富野由悠季の世界 ‐Zガンダムの場合-
井荻麟で末尾に触れた「機動戦士Zガンダム」。
80年代初頭のアニメでは異色な存在であった。というよりも、革新的なことだらけだった。そのひとつが、前作「機動戦士ガンダム」で終わった物語をわざわざ続編にしたこと。まあ、スポンサーで著作権利を購入したバンダイがおもちゃメーカーとして「売れる」コンテンツを要求したためだと思うが、ただの続編ではなかった。
舞台は7年後。
地球連邦軍はかつてのジオン残党を意図したエリート組織ティターンズを創設。きっかけは、後付けアニメの「機動戦士ガンダム0083」を参照。これにより正規軍の上に特権階級を持つ軍隊が設立されたことで、地球連邦軍のなかに対立構造が誕生する。

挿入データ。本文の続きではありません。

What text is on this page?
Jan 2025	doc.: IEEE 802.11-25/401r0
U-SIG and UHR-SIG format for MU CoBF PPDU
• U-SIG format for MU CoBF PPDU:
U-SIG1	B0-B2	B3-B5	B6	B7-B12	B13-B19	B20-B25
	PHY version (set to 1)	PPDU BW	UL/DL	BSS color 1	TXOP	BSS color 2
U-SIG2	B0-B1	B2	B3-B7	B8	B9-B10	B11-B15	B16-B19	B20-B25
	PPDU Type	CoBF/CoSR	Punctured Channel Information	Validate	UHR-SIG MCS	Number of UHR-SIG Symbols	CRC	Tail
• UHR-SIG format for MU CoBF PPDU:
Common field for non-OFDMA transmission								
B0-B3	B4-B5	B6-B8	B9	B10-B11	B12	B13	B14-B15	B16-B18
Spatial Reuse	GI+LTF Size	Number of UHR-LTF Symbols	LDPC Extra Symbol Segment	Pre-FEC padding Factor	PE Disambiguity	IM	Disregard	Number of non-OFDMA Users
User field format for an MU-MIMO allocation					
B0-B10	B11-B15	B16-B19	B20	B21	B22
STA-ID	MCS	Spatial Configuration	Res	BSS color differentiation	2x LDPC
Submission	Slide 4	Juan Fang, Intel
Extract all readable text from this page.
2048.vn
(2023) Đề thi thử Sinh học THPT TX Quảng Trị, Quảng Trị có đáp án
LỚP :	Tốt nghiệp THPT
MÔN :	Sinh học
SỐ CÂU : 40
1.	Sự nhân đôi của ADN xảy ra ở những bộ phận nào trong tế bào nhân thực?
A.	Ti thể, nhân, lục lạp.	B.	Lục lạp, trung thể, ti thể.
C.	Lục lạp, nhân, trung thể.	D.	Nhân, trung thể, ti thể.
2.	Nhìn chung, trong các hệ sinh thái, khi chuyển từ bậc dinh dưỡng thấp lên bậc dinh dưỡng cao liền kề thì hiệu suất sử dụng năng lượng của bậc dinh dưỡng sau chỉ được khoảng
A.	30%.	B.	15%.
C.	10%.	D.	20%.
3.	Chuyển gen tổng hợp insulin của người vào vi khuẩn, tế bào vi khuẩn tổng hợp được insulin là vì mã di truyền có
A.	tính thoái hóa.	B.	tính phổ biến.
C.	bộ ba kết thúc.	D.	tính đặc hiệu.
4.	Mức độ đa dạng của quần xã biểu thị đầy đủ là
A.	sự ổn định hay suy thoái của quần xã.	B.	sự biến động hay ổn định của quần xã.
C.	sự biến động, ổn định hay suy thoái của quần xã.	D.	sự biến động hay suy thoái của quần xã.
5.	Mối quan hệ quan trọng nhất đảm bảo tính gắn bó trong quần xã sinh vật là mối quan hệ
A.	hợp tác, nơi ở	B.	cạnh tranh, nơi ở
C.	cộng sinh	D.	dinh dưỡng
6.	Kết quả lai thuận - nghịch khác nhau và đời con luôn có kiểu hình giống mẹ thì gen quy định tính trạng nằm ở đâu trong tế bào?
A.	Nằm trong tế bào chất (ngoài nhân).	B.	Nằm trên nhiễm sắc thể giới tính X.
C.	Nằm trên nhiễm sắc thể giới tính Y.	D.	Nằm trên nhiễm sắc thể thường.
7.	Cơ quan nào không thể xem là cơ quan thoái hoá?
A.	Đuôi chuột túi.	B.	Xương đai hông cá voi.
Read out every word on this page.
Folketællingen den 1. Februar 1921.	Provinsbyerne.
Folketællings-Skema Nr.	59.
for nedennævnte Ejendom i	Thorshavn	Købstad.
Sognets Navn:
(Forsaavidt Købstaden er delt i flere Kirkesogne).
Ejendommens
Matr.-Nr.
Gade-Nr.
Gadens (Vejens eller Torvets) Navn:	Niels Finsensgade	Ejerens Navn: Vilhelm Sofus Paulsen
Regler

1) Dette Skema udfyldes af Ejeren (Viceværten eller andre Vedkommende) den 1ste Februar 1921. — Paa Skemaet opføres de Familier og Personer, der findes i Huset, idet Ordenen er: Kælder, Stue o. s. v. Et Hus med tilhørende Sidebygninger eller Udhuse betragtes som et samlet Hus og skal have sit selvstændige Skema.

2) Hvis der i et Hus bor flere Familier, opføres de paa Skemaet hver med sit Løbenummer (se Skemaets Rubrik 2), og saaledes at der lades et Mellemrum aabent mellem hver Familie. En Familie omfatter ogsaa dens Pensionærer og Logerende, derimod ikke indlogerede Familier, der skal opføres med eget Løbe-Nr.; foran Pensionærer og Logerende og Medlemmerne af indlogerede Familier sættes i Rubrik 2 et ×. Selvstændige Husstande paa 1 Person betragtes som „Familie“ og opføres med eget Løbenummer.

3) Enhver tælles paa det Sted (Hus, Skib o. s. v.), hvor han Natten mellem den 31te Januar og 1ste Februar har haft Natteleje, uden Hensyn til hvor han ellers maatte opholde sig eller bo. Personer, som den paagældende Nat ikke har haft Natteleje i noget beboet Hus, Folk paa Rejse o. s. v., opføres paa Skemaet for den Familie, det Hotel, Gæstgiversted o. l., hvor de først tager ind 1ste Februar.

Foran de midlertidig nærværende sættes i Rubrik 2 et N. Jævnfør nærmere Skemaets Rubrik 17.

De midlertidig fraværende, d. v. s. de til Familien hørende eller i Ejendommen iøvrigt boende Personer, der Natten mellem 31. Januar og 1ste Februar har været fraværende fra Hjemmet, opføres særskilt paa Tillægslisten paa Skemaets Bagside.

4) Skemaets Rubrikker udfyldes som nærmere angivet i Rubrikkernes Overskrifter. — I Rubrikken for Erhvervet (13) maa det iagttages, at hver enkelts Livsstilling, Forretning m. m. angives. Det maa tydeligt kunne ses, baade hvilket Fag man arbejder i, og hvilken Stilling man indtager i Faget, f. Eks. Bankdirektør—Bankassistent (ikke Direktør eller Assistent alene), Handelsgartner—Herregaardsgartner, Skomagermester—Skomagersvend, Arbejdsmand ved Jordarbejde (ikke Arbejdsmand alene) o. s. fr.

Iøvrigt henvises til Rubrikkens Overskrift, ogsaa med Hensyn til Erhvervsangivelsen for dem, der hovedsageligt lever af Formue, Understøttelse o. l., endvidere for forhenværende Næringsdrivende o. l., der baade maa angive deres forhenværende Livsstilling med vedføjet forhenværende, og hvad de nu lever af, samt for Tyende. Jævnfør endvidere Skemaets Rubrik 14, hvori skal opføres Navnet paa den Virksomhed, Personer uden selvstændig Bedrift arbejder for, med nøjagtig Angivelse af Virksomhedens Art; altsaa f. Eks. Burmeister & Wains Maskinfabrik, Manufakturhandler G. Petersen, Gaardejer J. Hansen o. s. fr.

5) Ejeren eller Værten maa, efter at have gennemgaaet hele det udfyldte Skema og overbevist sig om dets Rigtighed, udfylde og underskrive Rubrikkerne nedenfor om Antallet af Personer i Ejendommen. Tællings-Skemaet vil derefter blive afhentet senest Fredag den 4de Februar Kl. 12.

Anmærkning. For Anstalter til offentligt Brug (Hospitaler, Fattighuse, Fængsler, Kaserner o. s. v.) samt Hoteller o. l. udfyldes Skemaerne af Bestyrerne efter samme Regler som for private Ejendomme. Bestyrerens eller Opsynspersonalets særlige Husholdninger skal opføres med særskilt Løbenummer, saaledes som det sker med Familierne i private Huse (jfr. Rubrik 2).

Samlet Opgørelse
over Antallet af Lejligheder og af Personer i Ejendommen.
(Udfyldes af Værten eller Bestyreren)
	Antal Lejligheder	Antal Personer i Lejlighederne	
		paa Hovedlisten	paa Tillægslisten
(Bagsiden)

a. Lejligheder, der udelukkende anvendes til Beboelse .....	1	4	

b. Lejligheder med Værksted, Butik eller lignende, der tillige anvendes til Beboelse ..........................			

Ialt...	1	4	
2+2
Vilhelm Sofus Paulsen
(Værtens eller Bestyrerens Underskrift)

ティターンズへの反発は宇宙にこそ大きい。反地球連邦組織(Anti Earth Union Group)通称A.E.U.G.(エゥーゴ)が設立され、企業出資者による軍隊が誕生した。「反地球連邦」を含むものの実際は連邦軍内の一派閥であり、メンバーの多くは連邦軍に籍を持つ。地球連邦軍のブレックス・フォーラ准将が中核となった。政財界に通じる強力なコネクションを駆使して、ティターンズに対抗するために連邦軍の内外から協力者を募ったブレックスは、独自の戦力を整えていく。
丁度アステロイドに逃れていたザビ家残党の拠点アクシズから地球圏の偵察に来ていたシャア・アズナブルは、戦時下で生死不明となっている地球連邦軍将兵になりすまし、クワトロ・バジーナを名乗ってブレックスとともに行動する。
もともとティターンズに反感を持っていたことや因縁が、不幸にもカミーユをパイロットとして成長させニュータイプへと進化させていく。
この戦争の行方は、ティターンズ艦隊をコロニーレーザー「グリプス2」で殲滅することで、壊滅寸前のエウーゴ、漁夫の利で戦力を温存したジオン残党アクシズという構図で終結する。希望のない終わり方。
このアニメの画期的だったところ。
主人公カミーユ・ビダンは精神的負荷でキャパオーバーをしたこと。
敵であるパプティマス・シロッコが心を連れて行くと宣言し死したことで、
精神崩壊(発狂)になるという結末を迎えてしまったのである。
主人公発狂。こんなラストを予測できようか。
よくも悪くも、この作品がその後のガンダムアニメで異色だったのは、その希望が全くないラストのせいと云える。
最終回の翌週から、直後の時間で始まる続編「機動戦士ガンダムZZ」は陽性な新主人公により救いを見出すことにはなる。が、作品は賛否両論だ。
このラストをまったく変えたのが、のちに作られた新訳劇場映画。
ただしこの筋書きだと、「機動戦士ガンダムZZ」にはつながらず、よって「逆襲のシャア」にもつながらなくなる。新訳ZZの待望論もあるのだが……個人的にはTV版のつらいラストもありなのかな。
富野由悠季が描きたかったのは、こんなに苦しんでいるシャアの姿なのか。
前作で希望を見出した世界を覆すことだったのか。
新旧登場人物で得した者などいたのだろうか。スポンサーの掌で踊るしかなかったのだろうか。
少なくとも、この作品の成否は別として、ビジネスコンテンツとして、ガンダムは終われない作品にされてしまったということだ。